After such experience, we headed further south where we reached the island of Mansuar, and dove one of Dampier Strait s most biodiverse reef, the one that surrounds the jetty of Sawandarek, a local village. To start the dive, schooling Blue-lined and Spanish Flag Snappers along with Oriental and Diagonal Banded Sweetlips were seen. Next our groups could contemplate Wobbegong Shark, Hawksbill and Green Turtle, Broadclub Cuttlefish, Bargibanti Pygmy Seahorse, schooling Chevron Barracudas and batfish. All this not to mention the beautiful light effects happening on the jetty resulting of the rays of sun penetrating the water.
Back on board, we sailed the vessel towards the central part of the Strait, close to island of Mioskon, where we did the night dive. As usual, the divemasters pointed out a few interesting critters and camouflage masters to our guests, including Bobtail and Pygmy Squid, Hermit and Sponge Crabs and also some of our guests had the last opportunity to see the endemic Raja Ampat Walking Shark!
Once all were back on board and had showered, it was time for us to get together and had dinner. After dessert was finished, a presentation about Sea Turtles was given. It was all for the night and tonight we sleep around Mioskon.
Wednesday February 28th
Early in the morning we were still around Mioskon for our last day of diving in Raja Ampat. The first dive site was the island itself, renowned for the quantity and diversity of fish it hosts. Some of the highlights pointed out by the divemasters included Bubble Coral Shrimp, Orangutan Crab, Wobbegong Shark, Pontohi Pygmy Seahorse and nudibranchs, including the genus Nembrotha. The visibility, as it was for both dives, was at around 20 meters/66 feet.
The second and last dive was in a seamount named Blue Magic, another well-known dive site of the archipelago. Some of the highlights seen included schooling Big-Eye Jacks, pelagic like Spanish Mackerel, Oceanic Triggerfish, Dogtooth Tuna and Grey Reef Shark, schooling cardinalfish and squirrelfish, as well as some critters like Tasseled Scorpionfish and Crocodile Flathead. A great, great way to finish the trip!
When the last group returned the crew started taking care of rinsing and hanging everyone s equipment while we got together in the salon for lunch. After the meal we shared the video prepared along the last ten days, with marine life highlights as well as some images of our guests diving and on board. Following the video was time for the boutique to open so the ones who wanted could take a souvenir home.

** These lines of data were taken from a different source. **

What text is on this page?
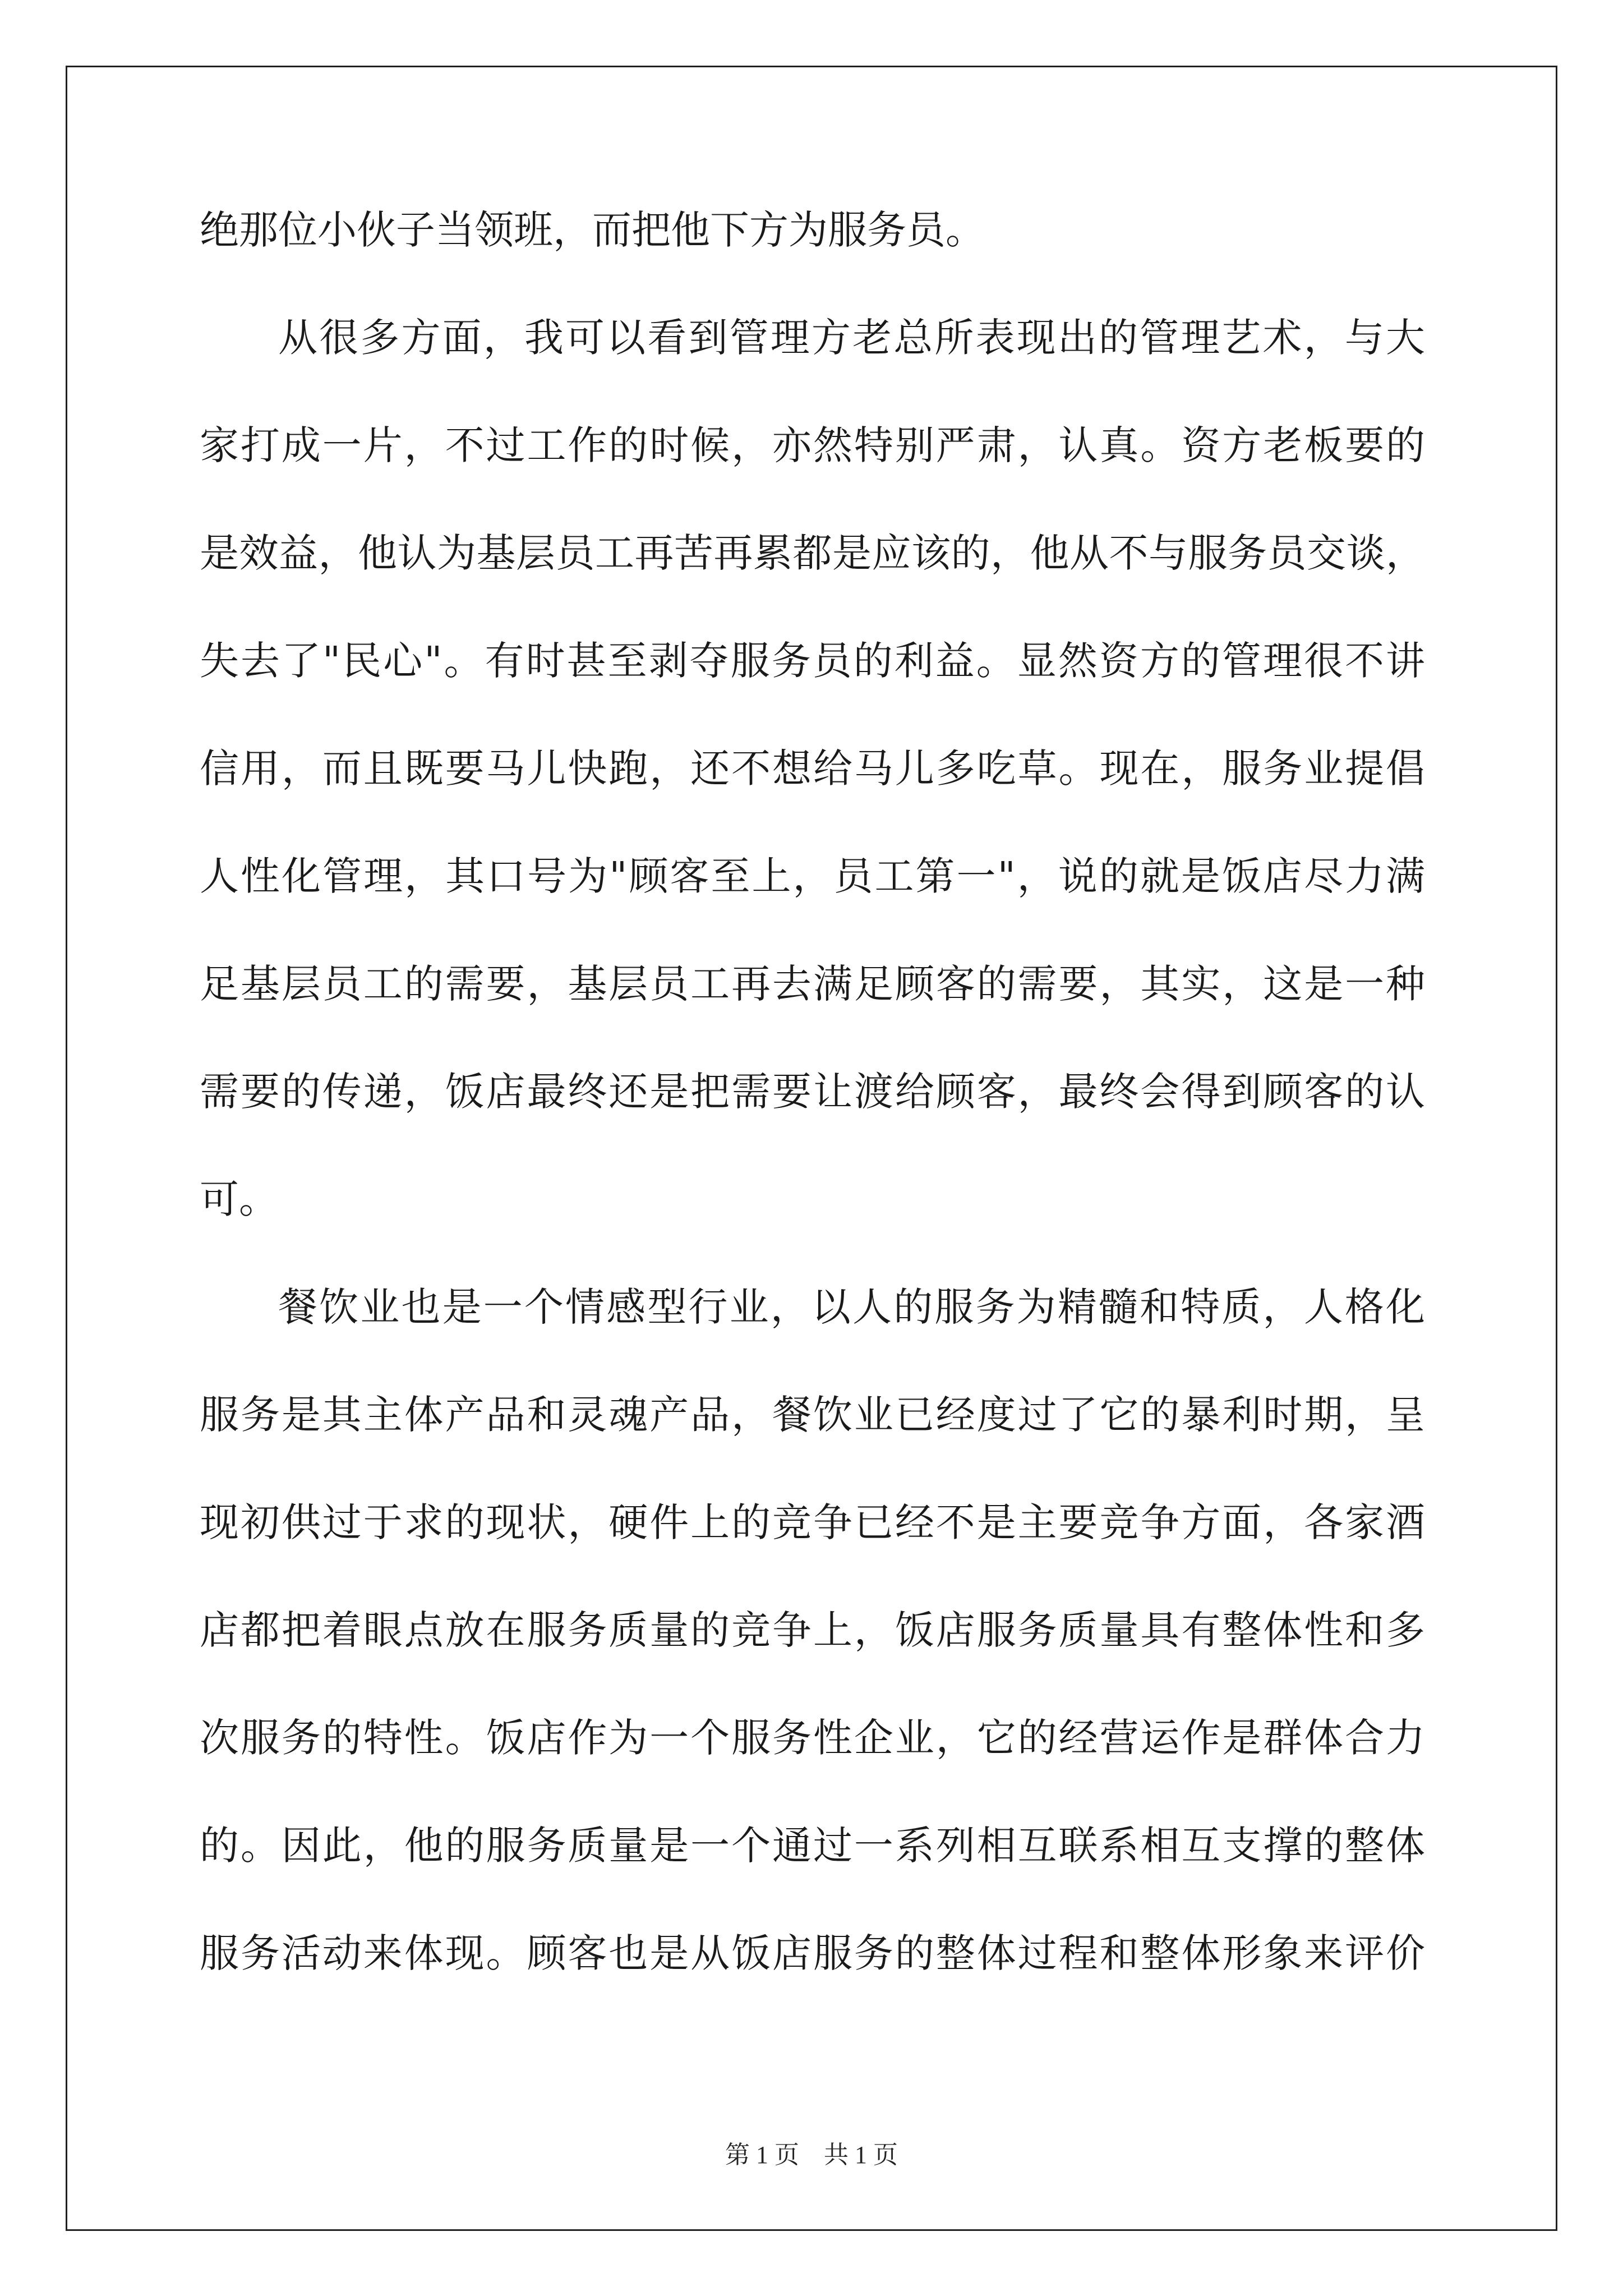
绝那位小伙子当领班，而把他下方为服务员。
从很多方面，我可以看到管理方老总所表现出的管理艺术，与大
家打成一片，不过工作的时候，亦然特别严肃，认真。资方老板要的
是效益，他认为基层员工再苦再累都是应该的，他从不与服务员交谈，
失去了"民心"。有时甚至剥夺服务员的利益。显然资方的管理很不讲
信用，而且既要马儿快跑，还不想给马儿多吃草。现在，服务业提倡
人性化管理，其口号为"顾客至上，员工第一"，说的就是饭店尽力满
足基层员工的需要，基层员工再去满足顾客的需要，其实，这是一种
需要的传递，饭店最终还是把需要让渡给顾客，最终会得到顾客的认
可。
餐饮业也是一个情感型行业，以人的服务为精髓和特质，人格化
服务是其主体产品和灵魂产品，餐饮业已经度过了它的暴利时期，呈
现初供过于求的现状，硬件上的竞争已经不是主要竞争方面，各家酒
店都把着眼点放在服务质量的竞争上，饭店服务质量具有整体性和多
次服务的特性。饭店作为一个服务性企业，它的经营运作是群体合力
的。因此，他的服务质量是一个通过一系列相互联系相互支撑的整体
服务活动来体现。顾客也是从饭店服务的整体过程和整体形象来评价
第 1 页 共 1 页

The afternoon came for a good rest before we got together for the farewell party, when the crew played a bit more music to our guests. It was also an opportunity for us to thank all for the visit and distribute some awards!

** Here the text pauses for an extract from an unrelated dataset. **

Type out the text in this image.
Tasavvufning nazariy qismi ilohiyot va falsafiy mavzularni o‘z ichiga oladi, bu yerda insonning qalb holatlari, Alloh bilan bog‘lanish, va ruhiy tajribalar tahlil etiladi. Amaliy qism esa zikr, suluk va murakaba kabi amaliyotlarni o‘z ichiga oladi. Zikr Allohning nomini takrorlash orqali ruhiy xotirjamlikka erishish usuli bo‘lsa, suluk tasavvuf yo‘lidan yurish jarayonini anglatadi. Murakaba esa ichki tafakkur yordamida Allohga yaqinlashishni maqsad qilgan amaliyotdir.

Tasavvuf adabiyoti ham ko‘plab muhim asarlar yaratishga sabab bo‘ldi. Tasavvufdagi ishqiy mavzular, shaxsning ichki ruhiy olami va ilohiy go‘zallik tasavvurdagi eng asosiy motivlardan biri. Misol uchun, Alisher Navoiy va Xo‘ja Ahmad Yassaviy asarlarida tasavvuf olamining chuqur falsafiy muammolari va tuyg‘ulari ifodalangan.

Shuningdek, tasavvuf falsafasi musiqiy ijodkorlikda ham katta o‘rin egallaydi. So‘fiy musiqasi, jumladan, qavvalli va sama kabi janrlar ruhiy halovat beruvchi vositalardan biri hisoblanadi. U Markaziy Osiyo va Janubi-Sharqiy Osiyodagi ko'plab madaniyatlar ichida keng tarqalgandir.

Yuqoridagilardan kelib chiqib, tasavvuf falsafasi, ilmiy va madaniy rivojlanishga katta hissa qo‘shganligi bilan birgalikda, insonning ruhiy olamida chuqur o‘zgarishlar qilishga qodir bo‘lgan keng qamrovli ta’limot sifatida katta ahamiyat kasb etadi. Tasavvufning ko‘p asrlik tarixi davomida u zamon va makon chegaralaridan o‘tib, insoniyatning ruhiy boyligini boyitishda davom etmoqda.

One of the congratulated was Li Nan, who completed her SSI Enriched Air Nitrox course on board. Cheers! Sophie and Guan were also reminded for completing their 200th dive on board the Raja Ampat Aggressor!
Li Nan, Sunny, Rui, Wu, Mojo, AJ, Guan, Dylan and Sophie were the ones who completed all the 33 dives available on this cruise to become our Aggressor Iron Divers! Congratulations!!!

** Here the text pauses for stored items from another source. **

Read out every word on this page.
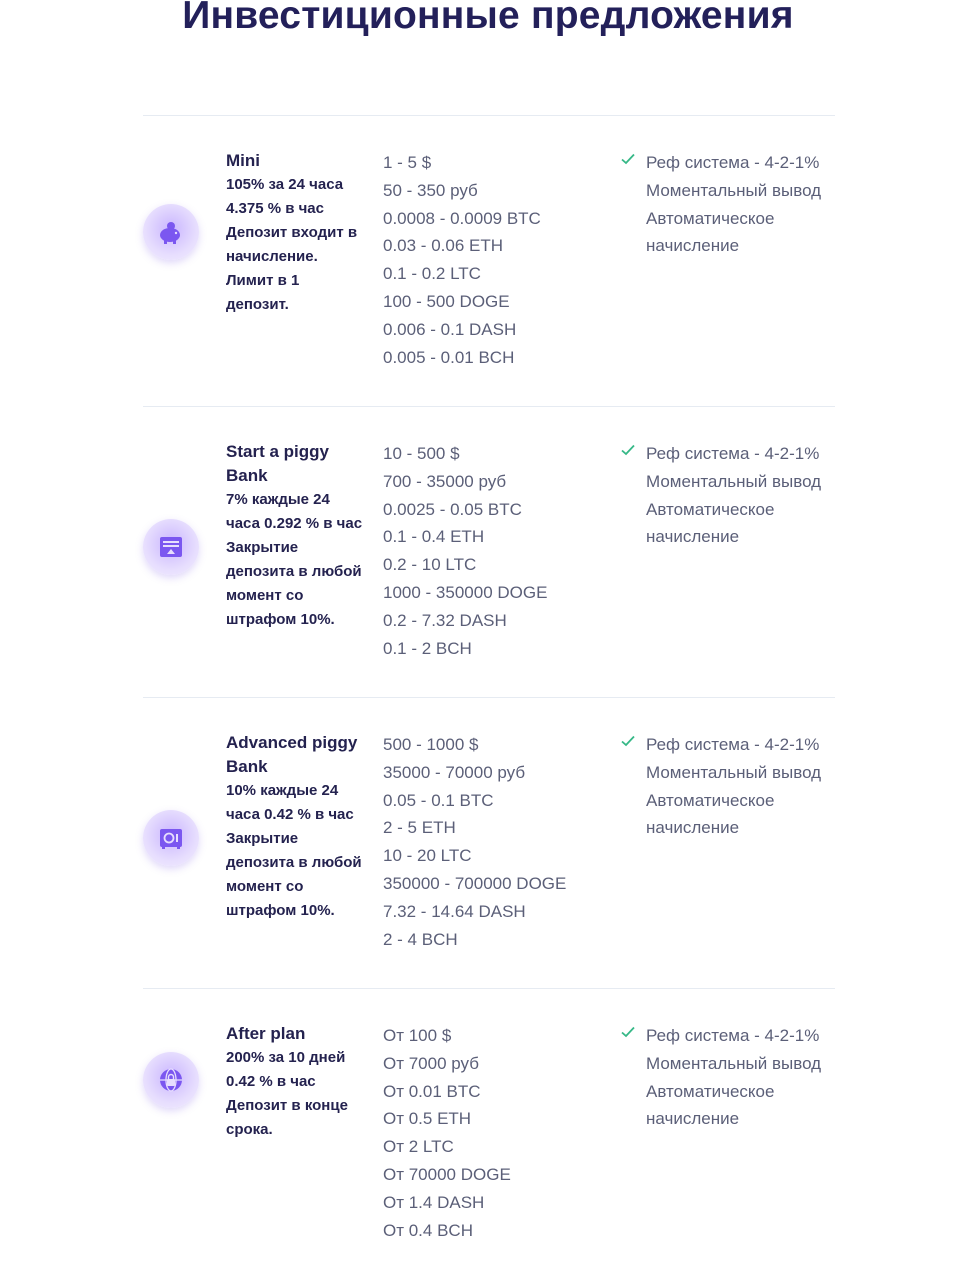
Инвестиционные предложения
Mini
105% за 24 часа 4.375 % в час Депозит входит в начисление. Лимит в 1 депозит.
1 - 5 $
50 - 350 руб
0.0008 - 0.0009 BTC
0.03 - 0.06 ETH
0.1 - 0.2 LTC
100 - 500 DOGE
0.006 - 0.1 DASH
0.005 - 0.01 BCH
Реф система - 4-2-1%
Моментальный вывод
Автоматическое начисление
Start a piggy Bank
7% каждые 24 часа 0.292 % в час Закрытие депозита в любой момент со штрафом 10%.
10 - 500 $
700 - 35000 руб
0.0025 - 0.05 BTC
0.1 - 0.4 ETH
0.2 - 10 LTC
1000 - 350000 DOGE
0.2 - 7.32 DASH
0.1 - 2 BCH
Реф система - 4-2-1%
Моментальный вывод
Автоматическое начисление
Advanced piggy Bank
10% каждые 24 часа 0.42 % в час Закрытие депозита в любой момент со штрафом 10%.
500 - 1000 $
35000 - 70000 руб
0.05 - 0.1 BTC
2 - 5 ETH
10 - 20 LTC
350000 - 700000 DOGE
7.32 - 14.64 DASH
2 - 4 BCH
Реф система - 4-2-1%
Моментальный вывод
Автоматическое начисление
After plan
200% за 10 дней 0.42 % в час Депозит в конце срока.
От 100 $
От 7000 руб
От 0.01 BTC
От 0.5 ETH
От 2 LTC
От 70000 DOGE
От 1.4 DASH
От 0.4 BCH
Реф система - 4-2-1%
Моментальный вывод
Автоматическое начисление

Sunset came as we were on our way to Sorong. After it we had an earlier dinner which was followed by a detailed explanation of the check-out procedure. Finally, we all watched a slideshow with some of the pictures taken by our guests on the last ten days and could already start sharing some memories from this lovely trip. It was also our last activity and most guests decided to rest in face of the long journey waiting tomorrow.
Thursday March 1st
On the scheduled time the crew was waiting on the sun deck in order to bid their farewells to our guests. It was a wholeheartedly pleasure to have this group on board and we wish all a safe journey back home. Hope to see you guys back on board! Happy Bubbles!!!